Tony Mastroianni Review Collection

Feiffer play is collection of short sketches

Cleveland Press January 30, 1971

If you like your humor offbeat, satirical and a trifle black, then "The White House Murder Case," which opened at the Play House Drury Theater last night, is perfect for your taste.

Satirist, cartoonist and playwright Jules Feiffer looks at the political, military, scientific complex through vinegar colored glasses and the view is hilarity dripping with venom. Feiffer's play is less a play than it is a pungently funny commentary on a sick society.

The time is a few years from now with a presidential election due in a few weeks. The United States is fighting a peace war in Brazil and the enemy is described as Chico instead of gook.

THE U.S. FORCES have just used nerve gas but the wind blew the wrong way (a meteorological variance is what it is officially called) and the gas killed 750 of our side and paralyzed another 90. Or, as the secretary of defense puts it, the expected results were counter-achieved.

Back at the White House, the President and members of his cabinet have to figure out a way to explain this to the public.

Everyone is so logical and polite as they go about their public relation mission of developing the big lie that the lunacy of it all fairly shrieks out at you.

The murder of the title occurs at the end of the first act. The President's wife, dedicated to the peace effort and an active sign carrier in its behalf, is stabbed with a sign reading, "Make love not war."

PART TWO almost forgets the nerve gas problem as it deals with the problem of the killing of the First Lady, the investigation of which should be dropped, many of the Cabinet feel, in the national interest.

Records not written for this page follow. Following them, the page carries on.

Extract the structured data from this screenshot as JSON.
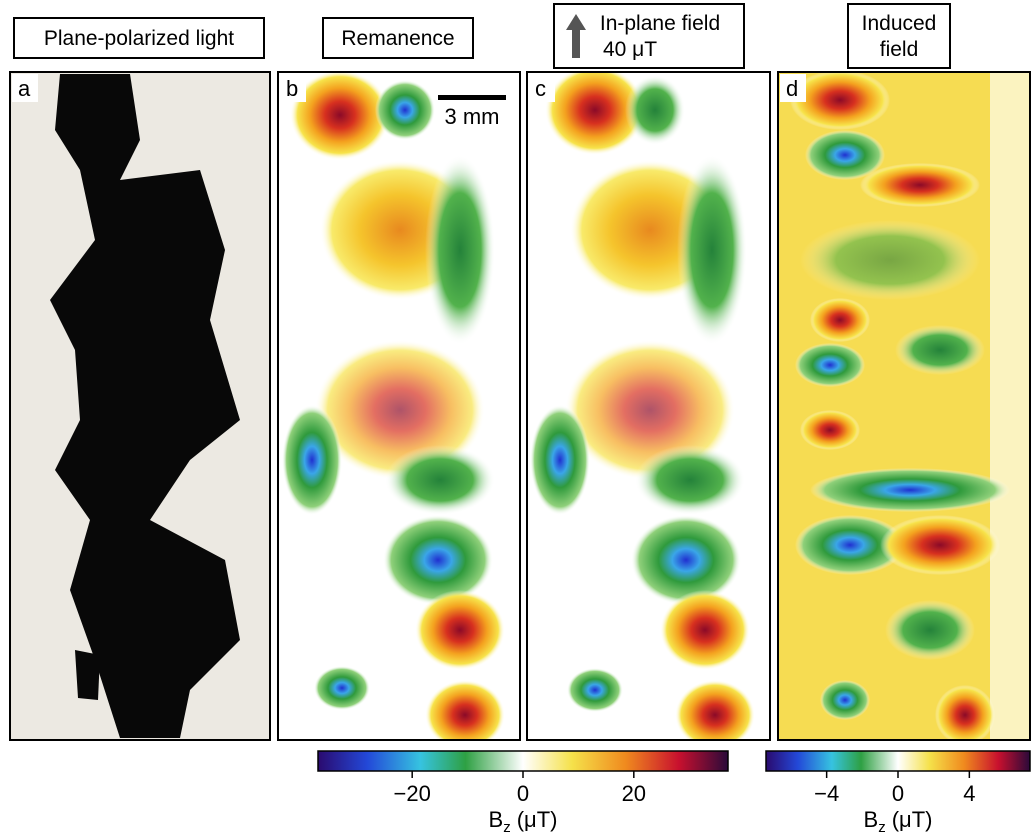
{
  "panels": [
    {
      "letter": "a",
      "header": [
        "Plane-polarized light"
      ]
    },
    {
      "letter": "b",
      "header": [
        "Remanence"
      ],
      "scalebar": "3 mm"
    },
    {
      "letter": "c",
      "header": [
        "In-plane field",
        "40 μT"
      ]
    },
    {
      "letter": "d",
      "header": [
        "Induced",
        "field"
      ]
    }
  ],
  "colorbars": [
    {
      "lim": [
        -37,
        37
      ],
      "ticks": [
        {
          "value": -20,
          "label": "−20"
        },
        0,
        20
      ],
      "label_symbol": "B",
      "label_subscript": "z",
      "label_unit": "(μT)"
    },
    {
      "lim": [
        -7.4,
        7.4
      ],
      "ticks": [
        {
          "value": -4,
          "label": "−4"
        },
        0,
        4
      ],
      "label_symbol": "B",
      "label_subscript": "z",
      "label_unit": "(μT)"
    }
  ]
}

The First Lady just had no grasp of what was good for the country is the Cabinet consensus. Earlier the President explained her faults to her by telling her that she has a 19th Century mentality and thinks all problems are solvable.

Covering up the murder gets the same lunatic dishonesty as the nerve gas concealment.

Feiffer's play jumps back and forth from White House to battlefield where two soldiers are slowly disintegrating from the effects of the gas.

THE SWITCHING only halts the action of the play and the battlefield scenes are filled with grisly humor and a strained philosophy. Without them the play would have been smoother. It also would have been a one~act play. Plotting is not Feiffer's strong point. Neither is structure and neither is characterization

He has ideas and he has the right touch for satire. He has the bureaucratic jargon down cold. It is so accurate it is frightening. The sounds of the words, the glib explanations are not a few years hence: they are now.

Eugene Hare 's two-part set, the White House room surrounded by a battlefield is imaginative and workable.

Director Richard Oberlin does not allow the action to linger nor does he permit Feiffer's constant scene changing to make gaps in the flow of the play.

HlS ACTING company creates characterization differences where Feiffer failed to do so. Robert Allnan's postmaster-general is a smooth manipulator. Allen Leatherman as the general suggests the military robot. Guest actor Ted Hallaman as the President is a low-key Walter Matthau-earnest, insecure, horrified and finally resigned.

Ronald Greene and Robert Thorson struggle with the hopeless roles of the soldiers.

Feiffer works best in short bits. Look at "The White House Murder Case" that way- a series of very funny short sequences that are better individually than they are in total.